Rev. Anthony E. Giampietro, C.S.B.
B.A., Wesleyan University, 1984
M.A., University of Toronto, 1988
The New Natural Law Theory and the Question of Same-sex Marriage
Dissertation directed by Joseph Koterski, Ph.D.
In this dissertation I engage the new natural law argument that homosexual acts cannot be marital acts. I address two important disputes within contemporary philosophy. One is the issue of whether or not the new natural law approach is an authentic natural law approach. The other is whether or not this approach is adequate to the task of calling into question the arguments of those who advocate that persons of the same sex be given the legal right to marry one another. I argue further that these two disputes are related, that is, that the question of whether the new natural law theory is really a natural law theory has a direct impact on the question of its adequacy in dealing with the question of same-sex marriage.
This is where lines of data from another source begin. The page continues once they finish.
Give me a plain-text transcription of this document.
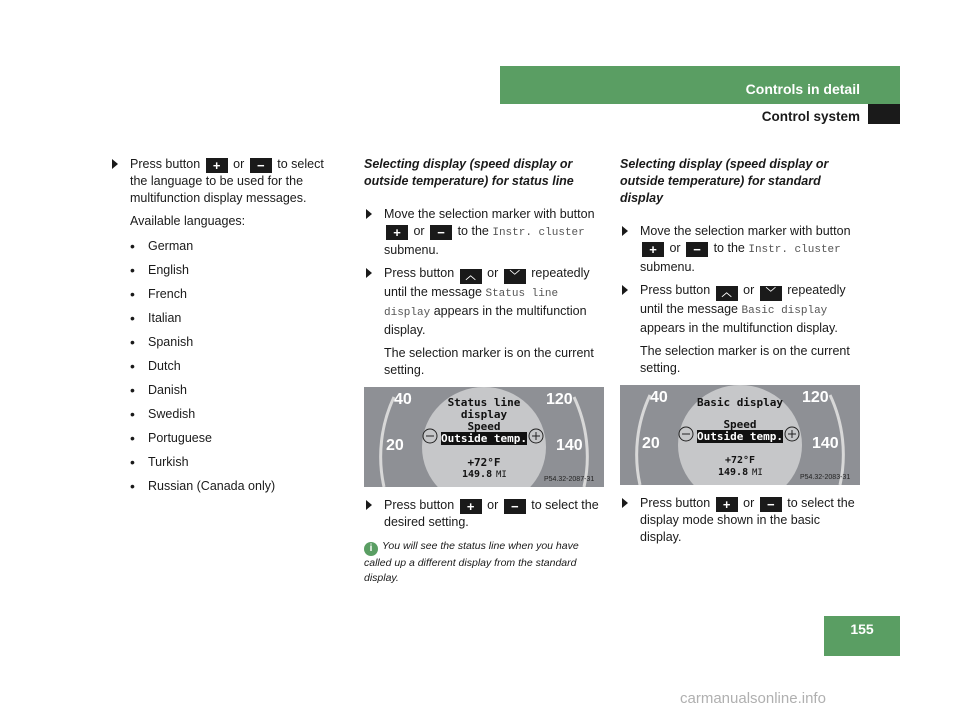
Controls in detail
Control system
Press button + or − to select the language to be used for the multifunction display messages.
Available languages:
• German
• English
• French
• Italian
• Spanish
• Dutch
• Danish
• Swedish
• Portuguese
• Turkish
• Russian (Canada only)
Selecting display (speed display or outside temperature) for status line
Move the selection marker with button + or − to the Instr. cluster submenu.
Press button ︿ or ﹀ repeatedly until the message Status line display appears in the multifunction display.
The selection marker is on the current setting.
40
20
120
140
Status line
display
Speed
Outside temp.
+72°F
149.8 MI	P54.32-2087-31
Press button + or − to select the desired setting.
i You will see the status line when you have called up a different display from the standard display.
Selecting display (speed display or outside temperature) for standard display
Move the selection marker with button + or − to the Instr. cluster submenu.
Press button ︿ or ﹀ repeatedly until the message Basic display appears in the multifunction display.
The selection marker is on the current setting.
40
20
120
140
Basic display
Speed
Outside temp.
+72°F
149.8 MI	P54.32-2083-31
Press button + or − to select the display mode shown in the basic display.
155
carmanualsonline.info
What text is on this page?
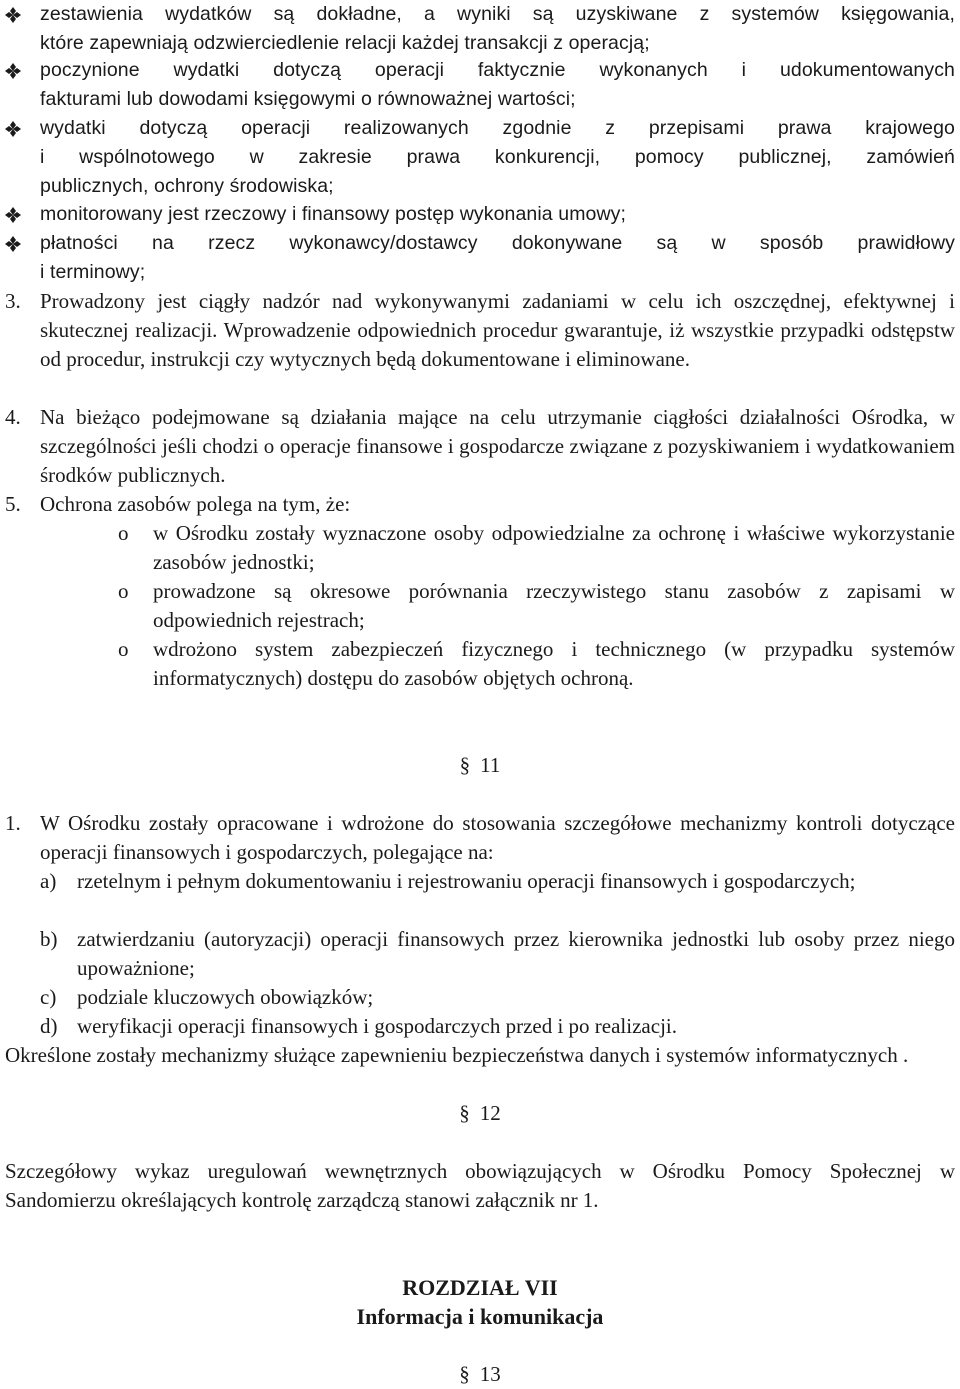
zestawienia wydatków są dokładne, a wyniki są uzyskiwane z systemów księgowania,
które zapewniają odzwierciedlenie relacji każdej transakcji z operacją;
poczynione wydatki dotyczą operacji faktycznie wykonanych i udokumentowanych
fakturami lub dowodami księgowymi o równoważnej wartości;
wydatki dotyczą operacji realizowanych zgodnie z przepisami prawa krajowego
i wspólnotowego w zakresie prawa konkurencji, pomocy publicznej, zamówień
publicznych, ochrony środowiska;
monitorowany jest rzeczowy i finansowy postęp wykonania umowy;
płatności na rzecz wykonawcy/dostawcy dokonywane są w sposób prawidłowy
i terminowy;
3. Prowadzony jest ciągły nadzór nad wykonywanymi zadaniami w celu ich oszczędnej, efektywnej i skutecznej realizacji. Wprowadzenie odpowiednich procedur gwarantuje, iż wszystkie przypadki odstępstw od procedur, instrukcji czy wytycznych będą dokumentowane i eliminowane.
4. Na bieżąco podejmowane są działania mające na celu utrzymanie ciągłości działalności Ośrodka, w szczególności jeśli chodzi o operacje finansowe i gospodarcze związane z pozyskiwaniem i wydatkowaniem środków publicznych.
5. Ochrona zasobów polega na tym, że:
o w Ośrodku zostały wyznaczone osoby odpowiedzialne za ochronę i właściwe wykorzystanie zasobów jednostki;
o prowadzone są okresowe porównania rzeczywistego stanu zasobów z zapisami w odpowiednich rejestrach;
o wdrożono system zabezpieczeń fizycznego i technicznego (w przypadku systemów informatycznych) dostępu do zasobów objętych ochroną.
§ 11
1. W Ośrodku zostały opracowane i wdrożone do stosowania szczegółowe mechanizmy kontroli dotyczące operacji finansowych i gospodarczych, polegające na:
a) rzetelnym i pełnym dokumentowaniu i rejestrowaniu operacji finansowych i gospodarczych;
b) zatwierdzaniu (autoryzacji) operacji finansowych przez kierownika jednostki lub osoby przez niego upoważnione;
c) podziale kluczowych obowiązków;
d) weryfikacji operacji finansowych i gospodarczych przed i po realizacji.
Określone zostały mechanizmy służące zapewnieniu bezpieczeństwa danych i systemów informatycznych .
§ 12
Szczegółowy wykaz uregulowań wewnętrznych obowiązujących w Ośrodku Pomocy Społecznej w Sandomierzu określających kontrolę zarządczą stanowi załącznik nr 1.
ROZDZIAŁ VII
Informacja i komunikacja
§ 13
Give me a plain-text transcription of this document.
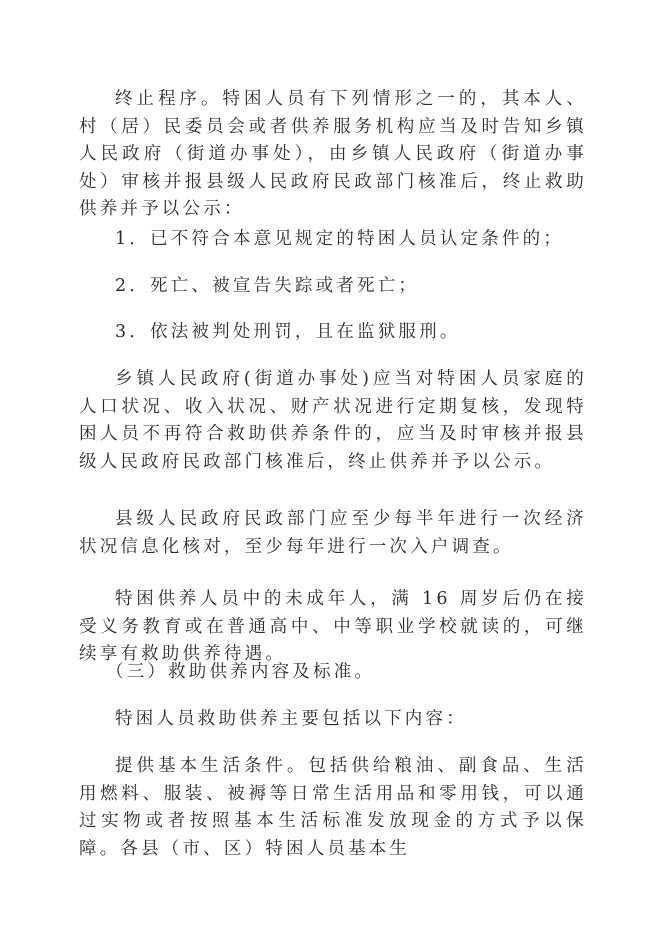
终止程序。特困人员有下列情形之一的，其本人、村（居）民委员会或者供养服务机构应当及时告知乡镇人民政府（街道办事处），由乡镇人民政府（街道办事处）审核并报县级人民政府民政部门核准后，终止救助供养并予以公示：

1．已不符合本意见规定的特困人员认定条件的；

2．死亡、被宣告失踪或者死亡；

3．依法被判处刑罚，且在监狱服刑。

乡镇人民政府(街道办事处)应当对特困人员家庭的人口状况、收入状况、财产状况进行定期复核，发现特困人员不再符合救助供养条件的，应当及时审核并报县级人民政府民政部门核准后，终止供养并予以公示。

县级人民政府民政部门应至少每半年进行一次经济状况信息化核对，至少每年进行一次入户调查。

特困供养人员中的未成年人，满 16 周岁后仍在接受义务教育或在普通高中、中等职业学校就读的，可继续享有救助供养待遇。

（三）救助供养内容及标准。

特困人员救助供养主要包括以下内容：

提供基本生活条件。包括供给粮油、副食品、生活用燃料、服装、被褥等日常生活用品和零用钱，可以通过实物或者按照基本生活标准发放现金的方式予以保障。各县（市、区）特困人员基本生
The core of my argument is that the lack of an explicit metaphysics undermines both the natural law argument and the arguments of some who advocate same-sex marriage. I argue that the new natural law view ought not be taken lightly, however, since the intuition that it depends upon, namely, that the union-effecting nature of heterosexual intercourse is essential to the meaning of marriage, has wide support. But while this intuition may indeed be a recognition of a moral truth, the new natural lawyers do not show this to be the case. I then address the fact that many arguments for same-sex marriage depend upon the presupposition that sexual activity in general is in some sense union-effecting. I suggest that this presupposition is unwarranted and that it depends upon an acceptance and transference of the union-effecting meaning that the new natural lawyers say is intrinsic only to heterosexual intercourse and not to other kinds of sexual acts. In my conclusion I offer some suggestions for future work on this issue, specifically in the area of the metaphysics, or the nature, of sexual acts.